Imam Bukhari meriwayatkan satu hadis dari Abu Hurairah bahwa Nabi saw. berkata, “Celaka budak dinar, dirham, dan kain (qathifah). Jika diberi dia ridha, jika tak diberi dia tak rela.” Melalui hadis tersebut, Rasulullah saw. menekankan bahwa sungguh tak elok manusia yang hatinya terpaku pada keberadaan harta. Menjadi kaya memang tidak salah, tapi menempatkan kekayaan pada hati tidaklah dianjurkan. Tercatat dalam sejarah, tidak sedikit para alim ulama yang mempunyai kekayaan yang banyak, namun kekayaan tersebut tidak menggoyahkan hati mereka dalam menyikapi kehidupan di akhirat.

Islam menganjurkan keseimbangan dalam menyikapi kehidupan dunia dan akhirat. Tidak berlebihan pada dunia, sebaliknya juga tidak berlebihan pada akhirat. Dalam surat Al-Qashash ayat 77 Allah swt. berfirman, “Carilah pada apa yang telah dianugerahkan Allah kepadamu (kebahagiaan) negeri akhirat, dan janganlah kamu melupakan bahagianmu dari (kenikmatan) duniawi dan berbuat baiklah (kepada orang lain) sebagaimana Allah telah berbuat baik, kepadamu, dan janganlah kamu berbuat kerusakan di (muka) bumi. Sesungguhnya Allah tidak menyukai orang-orang yang berbuat kerusakan.” Ayat ini menjelaskan kepada kita bahwa akhirat memang telah disediakan sebagai tempat kembali, namun sebelumnya manusia juga ditakdirkan hidup di dunia. Dengan begitu, sebagaimana akhirat harus dipersiapkan, dunia juga harus dijadikan tempat mempersiapkan hidup di akhirat kelak.

Dalam sebuah ungkapan dikatakan bahwa dunia adalah ladang akhirat (ad-dunya mazra’at al-akhirah). Maksudnya adalah bagaimana kita harus bersikap terhadap dunia untuk menjadikannya sebagai ladang di mana kita menanam berbagai amal baik untuk dipanen nantinya di akhirat.

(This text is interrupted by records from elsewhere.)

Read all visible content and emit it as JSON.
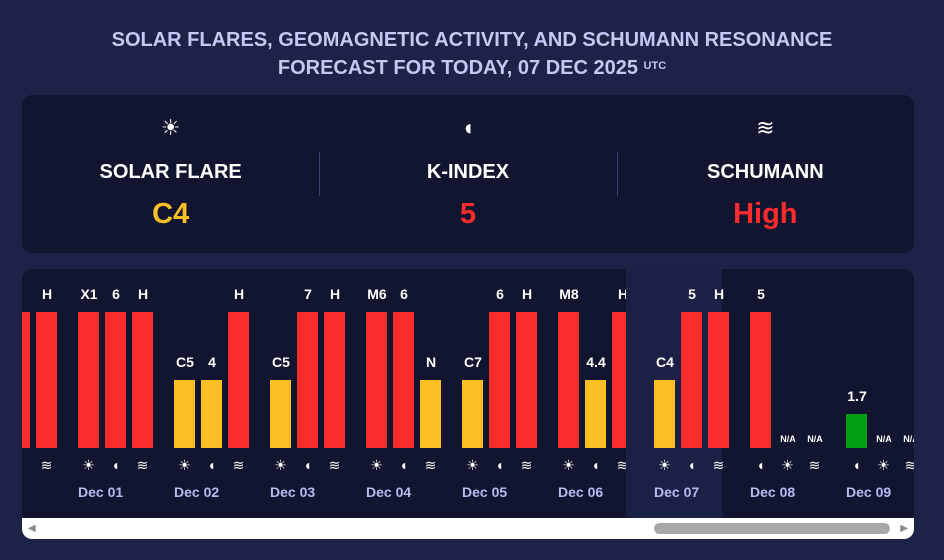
{
  "title": {
    "line1": "SOLAR FLARES, GEOMAGNETIC ACTIVITY, AND SCHUMANN RESONANCE",
    "line2": "FORECAST FOR TODAY, 07 DEC 2025",
    "utc": "UTC"
  },
  "summary": [
    {
      "icon": "sun-icon",
      "glyph": "☀",
      "label": "SOLAR FLARE",
      "value": "C4",
      "color": "#fbbf24"
    },
    {
      "icon": "magnet-icon",
      "glyph": "◖",
      "label": "K-INDEX",
      "value": "5",
      "color": "#fb2c2c"
    },
    {
      "icon": "waves-icon",
      "glyph": "≋",
      "label": "SCHUMANN",
      "value": "High",
      "color": "#fb2c2c"
    }
  ],
  "colors": {
    "red": "#fb2c2c",
    "yellow": "#fbbf24",
    "green": "#00a014"
  },
  "days": [
    {
      "label": "",
      "bars": [
        {
          "t": "sun",
          "v": "",
          "lvl": 1,
          "c": "red"
        },
        {
          "t": "mag",
          "v": "",
          "lvl": 1,
          "c": "red"
        },
        {
          "t": "wave",
          "v": "H",
          "lvl": 1,
          "c": "red"
        }
      ]
    },
    {
      "label": "Dec 01",
      "bars": [
        {
          "t": "sun",
          "v": "X1",
          "lvl": 1,
          "c": "red"
        },
        {
          "t": "mag",
          "v": "6",
          "lvl": 1,
          "c": "red"
        },
        {
          "t": "wave",
          "v": "H",
          "lvl": 1,
          "c": "red"
        }
      ]
    },
    {
      "label": "Dec 02",
      "bars": [
        {
          "t": "sun",
          "v": "C5",
          "lvl": 0.5,
          "c": "yellow"
        },
        {
          "t": "mag",
          "v": "4",
          "lvl": 0.5,
          "c": "yellow"
        },
        {
          "t": "wave",
          "v": "H",
          "lvl": 1,
          "c": "red"
        }
      ]
    },
    {
      "label": "Dec 03",
      "bars": [
        {
          "t": "sun",
          "v": "C5",
          "lvl": 0.5,
          "c": "yellow"
        },
        {
          "t": "mag",
          "v": "7",
          "lvl": 1,
          "c": "red"
        },
        {
          "t": "wave",
          "v": "H",
          "lvl": 1,
          "c": "red"
        }
      ]
    },
    {
      "label": "Dec 04",
      "bars": [
        {
          "t": "sun",
          "v": "M6",
          "lvl": 1,
          "c": "red"
        },
        {
          "t": "mag",
          "v": "6",
          "lvl": 1,
          "c": "red"
        },
        {
          "t": "wave",
          "v": "N",
          "lvl": 0.5,
          "c": "yellow"
        }
      ]
    },
    {
      "label": "Dec 05",
      "bars": [
        {
          "t": "sun",
          "v": "C7",
          "lvl": 0.5,
          "c": "yellow"
        },
        {
          "t": "mag",
          "v": "6",
          "lvl": 1,
          "c": "red"
        },
        {
          "t": "wave",
          "v": "H",
          "lvl": 1,
          "c": "red"
        }
      ]
    },
    {
      "label": "Dec 06",
      "bars": [
        {
          "t": "sun",
          "v": "M8",
          "lvl": 1,
          "c": "red"
        },
        {
          "t": "mag",
          "v": "4.4",
          "lvl": 0.5,
          "c": "yellow"
        },
        {
          "t": "wave",
          "v": "H",
          "lvl": 1,
          "c": "red"
        }
      ]
    },
    {
      "label": "Dec 07",
      "today": true,
      "bars": [
        {
          "t": "sun",
          "v": "C4",
          "lvl": 0.5,
          "c": "yellow"
        },
        {
          "t": "mag",
          "v": "5",
          "lvl": 1,
          "c": "red"
        },
        {
          "t": "wave",
          "v": "H",
          "lvl": 1,
          "c": "red"
        }
      ]
    },
    {
      "label": "Dec 08",
      "bars": [
        {
          "t": "mag",
          "v": "5",
          "lvl": 1,
          "c": "red"
        },
        {
          "t": "sun",
          "v": "N/A",
          "lvl": 0
        },
        {
          "t": "wave",
          "v": "N/A",
          "lvl": 0
        }
      ]
    },
    {
      "label": "Dec 09",
      "bars": [
        {
          "t": "mag",
          "v": "1.7",
          "lvl": 0.25,
          "c": "green"
        },
        {
          "t": "sun",
          "v": "N/A",
          "lvl": 0
        },
        {
          "t": "wave",
          "v": "N/A",
          "lvl": 0
        }
      ]
    }
  ]
}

Jika amal yang kita tanam berasal dari bibit yang kurang baik, kita harus bersiap memanen hasil yang kurang baik. Sebaliknya jika yang kita tanam berasal dari bibit yang baik, maka kita akan bergembira dengan hasil yang baik pula di akhirat kelak. Allah berfirman, “Siapa yang mengerjakan kebaikan seberat dzarrahpun dia akan melihat (balasan)nya. Siapa yang mengerjakan kejahatan sebesar dzarrahpun dia akan melihat (balasan)nya pula.”